Fabio Morabito né en 1955 à Alexandrie de parents italiens, Fabio Morábito a vécu à Milan jusqu’à l’âge de 15 ans, avant de partir pour Mexico où il vit depuis lors. Il a publié différents recueils de poésie dont Lotes Baldíos en 1985 (Terrains vagues, éd. Ecrits des Forges, 2003 Canada, traduction Fabienne Bradu), prix Carlos Pellicer 1995, De lunes todo el año (Prix national de poésie Aguascalientes 1991, éd. Joaquín Mortiz 1992) et Alguien de lava (éd. Era-Conaculta, 2002). Nouvelliste, il est également l’auteur de La lenta furia (Tusquets, 2002), La vida ordenada (Tusquets, 2003) et También Berlín se olvida (Tusquets, 2004).

 

Fabio Morábito participera au Salon du Livre dont l’invité d’honneur sera le Mexique.

 


    

    





Elle choisit un hôtel du centre au nom conventionnel, le Beverly, pourvu de trois étoiles dans l’annuaire du téléphone. Les mots « Qualité et confort » qui accompagnaient l’encart publicitaire la décidèrent. Le prix était un peu élevé, mais elle pensa que, depuis la nouvelle promotion d’Humberto, elle pouvait se le permettre. Elle réserva une chambre individuelle pour le vendredi. Elle eut une semaine très occupée qui lui fit presque oublier qu’elle allait passer le week-end seule dans un hôtel. Le vendredi, au réveil, elle prit peur à cette idée et faillit appeler pour annuler la réservation, mais devant la perspective du traditionnel déjeuner du samedi chez ses beaux-parents, chez qui Humberto et son père passeraient leur temps à parler affaires, elle préféra l’enfermement de l’hôtel.

Elle arriva au Beverly dans l’après-midi. Le concierge lui dit qu’une des plus belles chambres venait de se libérer, au dernier étage. Le temps de faire le ménage et elle pourrait en disposer. Mais comme elle voulait en finir au plus vite, elle répondit qu’elle était pressée de s’installer et en demanda une autre. Quand elle monta dans sa chambre, elle plaça son ordinateur portable au centre de la table et alla tirer les rideaux, parce qu’elle préférait écrire dans la pénombre et à la lumière électrique. Elle s’attarda à regarder par la fenêtre le paysage d’antennes, d’appentis et de remises que l’hôtel partageait avec la partie arrière des bâtiments voisins, et elle regretta de ne pas avoir eu la patience d’attendre l’autre chambre. Elle se dirigea vers la petite table où se trouvait le téléphone et demanda la ligne pour effectuer un appel. L’opératrice lui dit d’une voix pédante que pour l’extérieur il n’était pas nécessaire de passer par la réception, il suffisait d’appuyer sur la touche neuf, puis la femme lui passa la ligne ; elle composa le numéro de la maison et, quand Humberto décrocha, elle fit à son mari une description sommaire de l’hôtel, sans lui avouer qu’elle avait bêtement laissé filer une des meilleurs chambres. Elle lui demanda des nouvelles des filles, comme si elle ne les avait pas vues depuis des jours. Ils s’envoyèrent un baiser et raccrochèrent.

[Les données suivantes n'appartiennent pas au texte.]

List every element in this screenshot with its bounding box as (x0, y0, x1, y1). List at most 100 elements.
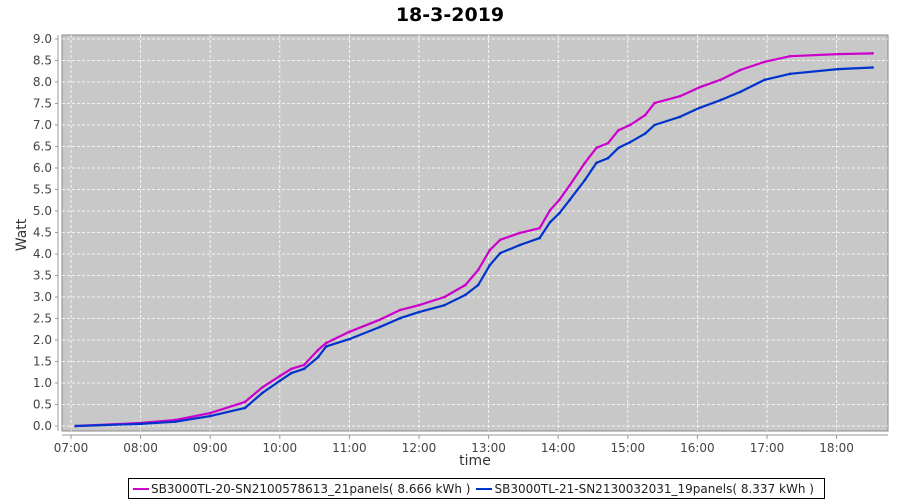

Des révélations en cascade sur nos petites mystifications ordinaires, au fil des nouvelles savoureuses d’un Mexicain, Fabio Morábito, alliant insolite et poésie du réel. 

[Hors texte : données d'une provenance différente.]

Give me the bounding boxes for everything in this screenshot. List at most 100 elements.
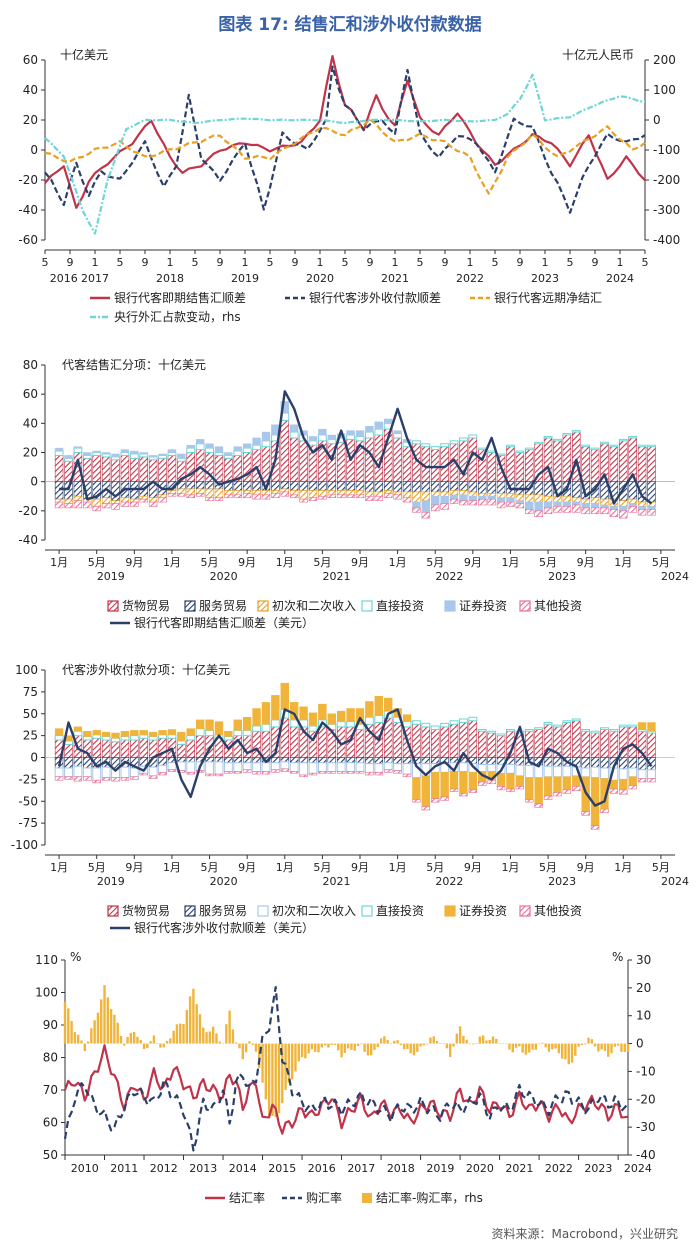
bar-0 xyxy=(468,720,478,758)
bar-5 xyxy=(449,788,459,792)
diff-bar xyxy=(521,1043,524,1053)
bar-4 xyxy=(459,494,468,501)
bar-0 xyxy=(318,726,327,758)
bar-3 xyxy=(129,735,139,741)
bar-3 xyxy=(628,435,638,439)
bar-0 xyxy=(487,452,496,482)
x-tick-label: 5月 xyxy=(313,556,331,569)
bar-4 xyxy=(280,401,289,414)
bar-3 xyxy=(205,729,215,737)
bar-5 xyxy=(365,772,374,776)
legend-label-4: 证券投资 xyxy=(459,598,507,613)
bar-1 xyxy=(477,481,487,494)
bar-1 xyxy=(318,757,327,764)
y-tick-label: 60 xyxy=(23,387,38,401)
x-tick-label: 1月 xyxy=(501,861,519,874)
bar-5 xyxy=(590,507,600,515)
bar-2 xyxy=(205,488,214,499)
bar-5 xyxy=(130,501,139,507)
diff-bar xyxy=(225,1024,228,1044)
bar-2 xyxy=(54,498,64,503)
diff-bar xyxy=(472,1043,475,1045)
bar-5 xyxy=(271,493,280,499)
bar-1 xyxy=(572,481,581,499)
diff-bar xyxy=(626,1043,630,1053)
bar-2 xyxy=(393,491,402,496)
bar-5 xyxy=(402,773,412,778)
bar-3 xyxy=(129,453,139,459)
diff-bar xyxy=(192,988,195,1044)
bar-1 xyxy=(449,481,459,491)
bar-3 xyxy=(600,441,609,445)
bar-4 xyxy=(73,446,83,449)
bar-3 xyxy=(449,720,459,725)
bar-1 xyxy=(393,481,402,493)
bar-4 xyxy=(581,503,590,509)
bar-1 xyxy=(581,757,590,769)
bar-2 xyxy=(647,769,656,779)
x-year-label: 2019 xyxy=(97,570,125,583)
bar-0 xyxy=(224,458,233,482)
bar-0 xyxy=(647,446,656,482)
bar-0 xyxy=(214,455,224,482)
diff-bar xyxy=(488,1039,491,1044)
diff-bar xyxy=(389,1043,393,1044)
bar-5 xyxy=(111,503,120,510)
bar-2 xyxy=(148,497,158,503)
bar-2 xyxy=(496,493,506,499)
x-tick-label: 1月 xyxy=(389,861,407,874)
diff-bar xyxy=(356,1043,360,1046)
bar-2 xyxy=(223,762,233,772)
y-tick-label: -40 xyxy=(18,203,38,217)
bar-3 xyxy=(440,443,450,448)
x-tick-label: 5月 xyxy=(313,861,331,874)
x-tick-label: 1月 xyxy=(614,556,632,569)
diff-bar xyxy=(172,1030,175,1044)
bar-3 xyxy=(496,733,506,737)
diff-bar xyxy=(475,1043,478,1044)
bar-4 xyxy=(553,501,562,507)
bar-3 xyxy=(364,716,374,725)
bar-0 xyxy=(487,732,496,758)
x-tick-label: 5月 xyxy=(652,556,670,569)
bar-1 xyxy=(289,481,299,491)
bar-4 xyxy=(440,772,449,798)
bar-5 xyxy=(167,493,177,497)
diff-bar xyxy=(281,1043,284,1104)
diff-bar xyxy=(307,1043,310,1054)
bar-4 xyxy=(647,506,656,510)
bar-0 xyxy=(111,459,120,482)
bar-2 xyxy=(214,761,224,775)
diff-bar xyxy=(271,1043,274,1116)
bar-4 xyxy=(214,446,224,453)
bar-1 xyxy=(73,757,83,767)
bar-4 xyxy=(120,731,130,737)
diff-bar xyxy=(409,1043,412,1054)
x-tick-label: 9月 xyxy=(464,556,482,569)
bar-3 xyxy=(346,721,356,728)
bar-3 xyxy=(92,734,102,739)
legend-label-3: 直接投资 xyxy=(376,598,424,613)
bar-4 xyxy=(92,730,101,735)
bar-3 xyxy=(571,718,581,722)
bar-1 xyxy=(477,757,487,765)
bar-0 xyxy=(195,449,205,482)
bar-2 xyxy=(355,490,365,496)
x-tick-label: 5月 xyxy=(652,861,670,874)
diff-bar xyxy=(264,1043,268,1100)
x-tick-label: 5 xyxy=(417,256,424,269)
bar-1 xyxy=(628,481,637,500)
bar-2 xyxy=(402,491,412,499)
bar-0 xyxy=(101,739,111,758)
bar-0 xyxy=(158,458,167,482)
diff-bar xyxy=(580,1043,584,1046)
bar-5 xyxy=(619,510,628,519)
legend-label-2: 初次和二次收入 xyxy=(272,599,356,613)
bar-2 xyxy=(167,762,177,771)
x-year-label: 2015 xyxy=(268,1162,296,1175)
legend-label-0: 货物贸易 xyxy=(122,903,170,918)
bar-4 xyxy=(242,443,252,449)
bar-2 xyxy=(572,497,581,503)
bar-3 xyxy=(590,447,600,451)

En espagnol, Les mots croisés portent le titre Grieta de fatiga, ce qui pourrait se traduire – et l’on pardonnera une maîtrise approximative de la langue de Cervantès – par « Un abîme de fatigue ». Outre le fait qu’un tel titre, en France, et dans le contexte de déprime généralisée, pourrait être moins alléchant, le choix présidant à la traduction pour cet opus d’un Mexicain talentueux, mais quasi-inconnu ici, reflète avec bonheur les jeux de langue mis au service d’une opération vérité dont se divertit l’auteur, et tout autant le lecteur. 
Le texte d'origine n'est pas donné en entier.